Saturday, November 1, 2014

Window on Eurasia: Putin’s ‘New Society’ Very Dangerous but Not Fascist, ‘Russky zhurnal’ Editor Says


Paul Goble

 

            Staunton, November 1 – The new society emerging in Russia under Vladimir Putin will be “a powerful and active one, anti-democratic, militarized, with its own ‘leader cult,’ and ‘political gnosticism’ but not comparable to the interwar regimes in Italy or Germany, according to Aleksandr Morozov, the editor in chief of “Russky zhurnal.”

 

            And he argues that this is the case on the basis of an examination of seven aspects of Russian reality today, aspects that call into question the conclusions of  “enthusiasts” that what is happening is no more than the end of “the post-Soviet transition” and the rise of “a so-called ‘nation state’” (russ.ru/Mirovaya-povestka/Novoe-obschestvo-Putina-kak-evropejskij-proekt).

 

            First of all, Morozov says, the formation of “the club of the sanctioned” has changed the nature of Russian politics at the top. More than 100 Russians have now been sanctioned by the West, and many others wish they were on that list because membership confirms “the absolute devotion to Putin” that is the basis for getting ahead.

 

            Those on the list “understand that personal sanctions won’t ever be lifted” even if sectoral sanctions are, and consequently those who have been sanctioned have no choice but to be loyal to Putin for life. “There is thus no basis of expecting ‘a split in the elites,” Morozov says. Moreover, those who have been sanctioned affect public opinion because they head so many firms and institutions in what is already a “highly corporate” state.

 

             Second, while Putin lacks the funds for arms that he has talked about, the “’militarization of society’” will continue. For the first time since the Soviet period, Russians are thinking and talking about a major war with the West. And among other things, that has led more Russians to volunteer for service in the military.

 

            Third, unlike in the past when any notion that guns should be in private hands was “a taboo,” now those who are arming themselves are viewed as self-defense detachments and even as “partisans” in the good World War II sense.  These groups are becoming like the Freikorps and are “much more attractive to young people in the provinces than were the earlier formations of the National Bolsheviks,” not least because they enjoy the backing of the state rather than face its opposition.

 

            Fourth, over the last year or so, Putin has made the Security Council the primary institutionalized form of decision making at the top of the political system, and its “gnostic” language has passed throughout the elite and into the Russian population at large which now speaks in terms that Russia’s security services prefer.

 

            Fifth, the political center of the country has disappeared.

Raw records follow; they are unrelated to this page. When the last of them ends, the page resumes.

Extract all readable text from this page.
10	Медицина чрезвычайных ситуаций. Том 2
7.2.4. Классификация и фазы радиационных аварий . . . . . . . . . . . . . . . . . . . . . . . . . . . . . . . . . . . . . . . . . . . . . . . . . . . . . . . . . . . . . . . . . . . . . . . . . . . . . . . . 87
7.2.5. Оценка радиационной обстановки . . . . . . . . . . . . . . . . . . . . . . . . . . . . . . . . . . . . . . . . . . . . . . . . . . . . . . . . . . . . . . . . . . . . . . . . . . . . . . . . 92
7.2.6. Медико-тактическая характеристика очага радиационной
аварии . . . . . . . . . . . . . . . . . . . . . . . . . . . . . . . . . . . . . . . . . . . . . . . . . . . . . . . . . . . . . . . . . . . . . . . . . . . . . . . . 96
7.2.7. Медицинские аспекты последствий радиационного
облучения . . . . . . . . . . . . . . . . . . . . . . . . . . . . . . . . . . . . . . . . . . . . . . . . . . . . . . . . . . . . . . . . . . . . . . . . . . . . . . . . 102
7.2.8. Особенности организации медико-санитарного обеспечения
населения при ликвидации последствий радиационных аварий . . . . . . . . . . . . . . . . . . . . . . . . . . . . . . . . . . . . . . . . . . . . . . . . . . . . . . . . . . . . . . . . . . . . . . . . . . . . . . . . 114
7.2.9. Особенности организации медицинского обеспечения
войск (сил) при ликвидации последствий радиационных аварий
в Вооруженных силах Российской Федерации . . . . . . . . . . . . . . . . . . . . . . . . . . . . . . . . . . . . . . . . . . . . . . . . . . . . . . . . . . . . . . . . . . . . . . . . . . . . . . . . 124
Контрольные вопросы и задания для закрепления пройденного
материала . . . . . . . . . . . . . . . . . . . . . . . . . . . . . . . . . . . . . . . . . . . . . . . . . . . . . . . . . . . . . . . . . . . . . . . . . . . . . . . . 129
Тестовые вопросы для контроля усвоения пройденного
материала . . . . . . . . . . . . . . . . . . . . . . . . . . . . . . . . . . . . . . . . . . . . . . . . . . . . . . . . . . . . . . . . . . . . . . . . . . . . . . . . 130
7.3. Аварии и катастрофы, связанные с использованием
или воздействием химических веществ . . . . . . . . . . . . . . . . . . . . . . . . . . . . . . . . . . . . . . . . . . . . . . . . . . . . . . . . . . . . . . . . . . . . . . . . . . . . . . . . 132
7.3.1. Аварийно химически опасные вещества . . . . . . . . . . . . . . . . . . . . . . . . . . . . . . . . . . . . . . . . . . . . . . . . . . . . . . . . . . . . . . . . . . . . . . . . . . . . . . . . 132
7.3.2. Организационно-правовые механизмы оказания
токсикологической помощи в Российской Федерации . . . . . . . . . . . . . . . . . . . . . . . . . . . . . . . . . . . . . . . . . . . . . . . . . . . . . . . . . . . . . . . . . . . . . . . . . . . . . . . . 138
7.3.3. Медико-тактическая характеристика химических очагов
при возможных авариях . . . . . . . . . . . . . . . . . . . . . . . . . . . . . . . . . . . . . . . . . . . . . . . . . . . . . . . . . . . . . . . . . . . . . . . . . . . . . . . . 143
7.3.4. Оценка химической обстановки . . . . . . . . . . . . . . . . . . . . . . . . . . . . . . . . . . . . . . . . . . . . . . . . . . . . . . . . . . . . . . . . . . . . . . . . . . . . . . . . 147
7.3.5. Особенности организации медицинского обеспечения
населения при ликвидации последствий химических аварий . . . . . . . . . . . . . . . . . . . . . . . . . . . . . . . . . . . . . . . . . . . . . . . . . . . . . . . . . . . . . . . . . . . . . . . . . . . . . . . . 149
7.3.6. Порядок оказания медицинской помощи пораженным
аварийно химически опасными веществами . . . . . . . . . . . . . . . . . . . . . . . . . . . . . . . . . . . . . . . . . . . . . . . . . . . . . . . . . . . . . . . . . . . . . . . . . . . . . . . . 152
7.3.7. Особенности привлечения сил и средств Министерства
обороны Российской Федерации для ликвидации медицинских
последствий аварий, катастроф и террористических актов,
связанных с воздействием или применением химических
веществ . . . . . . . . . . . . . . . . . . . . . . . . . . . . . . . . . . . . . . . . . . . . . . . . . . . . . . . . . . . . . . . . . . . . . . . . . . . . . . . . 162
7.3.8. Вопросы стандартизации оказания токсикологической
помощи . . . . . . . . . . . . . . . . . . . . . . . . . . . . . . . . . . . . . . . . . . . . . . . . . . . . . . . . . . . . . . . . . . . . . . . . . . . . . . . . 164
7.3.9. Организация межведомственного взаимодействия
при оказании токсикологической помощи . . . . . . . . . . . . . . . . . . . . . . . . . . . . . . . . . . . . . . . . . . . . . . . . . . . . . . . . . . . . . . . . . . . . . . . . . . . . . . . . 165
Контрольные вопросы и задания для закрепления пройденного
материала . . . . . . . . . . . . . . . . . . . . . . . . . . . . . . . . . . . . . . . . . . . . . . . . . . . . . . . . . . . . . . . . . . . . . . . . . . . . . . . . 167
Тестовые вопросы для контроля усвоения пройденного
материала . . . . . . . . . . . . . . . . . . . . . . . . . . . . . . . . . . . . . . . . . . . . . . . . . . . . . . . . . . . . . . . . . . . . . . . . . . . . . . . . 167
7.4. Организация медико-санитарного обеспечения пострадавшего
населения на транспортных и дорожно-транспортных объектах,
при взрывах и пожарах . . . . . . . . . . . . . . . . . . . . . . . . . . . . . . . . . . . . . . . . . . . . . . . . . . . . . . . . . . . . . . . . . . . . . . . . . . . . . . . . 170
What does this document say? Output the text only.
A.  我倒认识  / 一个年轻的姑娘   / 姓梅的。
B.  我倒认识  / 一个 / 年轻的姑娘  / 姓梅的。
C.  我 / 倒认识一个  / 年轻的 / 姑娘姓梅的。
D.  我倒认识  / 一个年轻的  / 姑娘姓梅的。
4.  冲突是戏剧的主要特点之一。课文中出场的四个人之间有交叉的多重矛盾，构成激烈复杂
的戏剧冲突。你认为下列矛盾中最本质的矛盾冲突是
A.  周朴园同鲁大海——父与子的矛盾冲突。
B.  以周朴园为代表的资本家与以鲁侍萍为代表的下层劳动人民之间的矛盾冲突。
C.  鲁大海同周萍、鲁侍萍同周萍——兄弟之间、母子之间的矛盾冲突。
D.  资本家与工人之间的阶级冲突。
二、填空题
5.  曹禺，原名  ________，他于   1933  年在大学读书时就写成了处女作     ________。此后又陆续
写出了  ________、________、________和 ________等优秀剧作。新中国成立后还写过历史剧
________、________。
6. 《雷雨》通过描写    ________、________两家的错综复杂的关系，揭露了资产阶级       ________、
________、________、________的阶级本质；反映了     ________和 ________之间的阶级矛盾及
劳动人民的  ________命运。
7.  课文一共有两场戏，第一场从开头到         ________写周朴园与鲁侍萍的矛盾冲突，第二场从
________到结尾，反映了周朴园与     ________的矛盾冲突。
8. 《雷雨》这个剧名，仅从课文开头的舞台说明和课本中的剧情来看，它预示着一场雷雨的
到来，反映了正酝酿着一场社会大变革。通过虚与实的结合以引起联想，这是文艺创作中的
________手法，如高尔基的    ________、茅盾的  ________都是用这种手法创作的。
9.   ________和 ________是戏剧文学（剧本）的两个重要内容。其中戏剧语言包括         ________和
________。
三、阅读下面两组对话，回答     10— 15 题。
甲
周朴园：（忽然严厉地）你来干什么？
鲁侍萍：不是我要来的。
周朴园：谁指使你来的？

Radicals at both ends of the political spectrum now make proposals that are taken seriously even though a few months ago the ideas these proposals reflect would have been treated as laughable absurdities.  And that in turn has been reflected in a change in the nature of political discourse.

 

            Sixth, the attitudes of the Russian middle class have shifted. Despite expectations of some, this educated and even sophisticated group of people like it very much that “Russia has suddenly shown the world several real ‘innovations,’ including hybrid war, cyber-war, ‘polite people,’ and effective counterpropaganda.” They “consider that the revision of history is completely justified.”

 

            And seventh, Putin and his propagandists have escaped the charges that the West might have been expected to bring against him as acting like Hitler in the Sudentenland. Instead, most Europeans view what he has done as annoying but not reflecting his transformation into some kind of  fascist leader.

 

            The reasons for that are to be found in the Kremlin’s clever exploitation of the following themes: the decline of the West, limits on the sovereignty of European countries imposed by the US, the egotism of the United States, “the paralysis of European democracy in the face of major problems,” and the increasing distrust of European voters in their own governments.

 

            “Crudely speaking,” Morozov concludes, “Putin has begun an election campaign for the imaginary post of ‘leader of Europe.’ He starts from a very low point but his ratings are rapidly increasing. [And] it would be interesting to see the results of the poll analogous to those which the Levada Center has conducted in Russia for many years.”

 

            “Do you support Putin?” Yes, more yes than no, more no than yes, No.  The answer ‘more yes than no,’” the “Russky zhurnal” editor says, “is the indicator of the increase not of direct support but of tolerance” by Europeans for what Putin has been doing.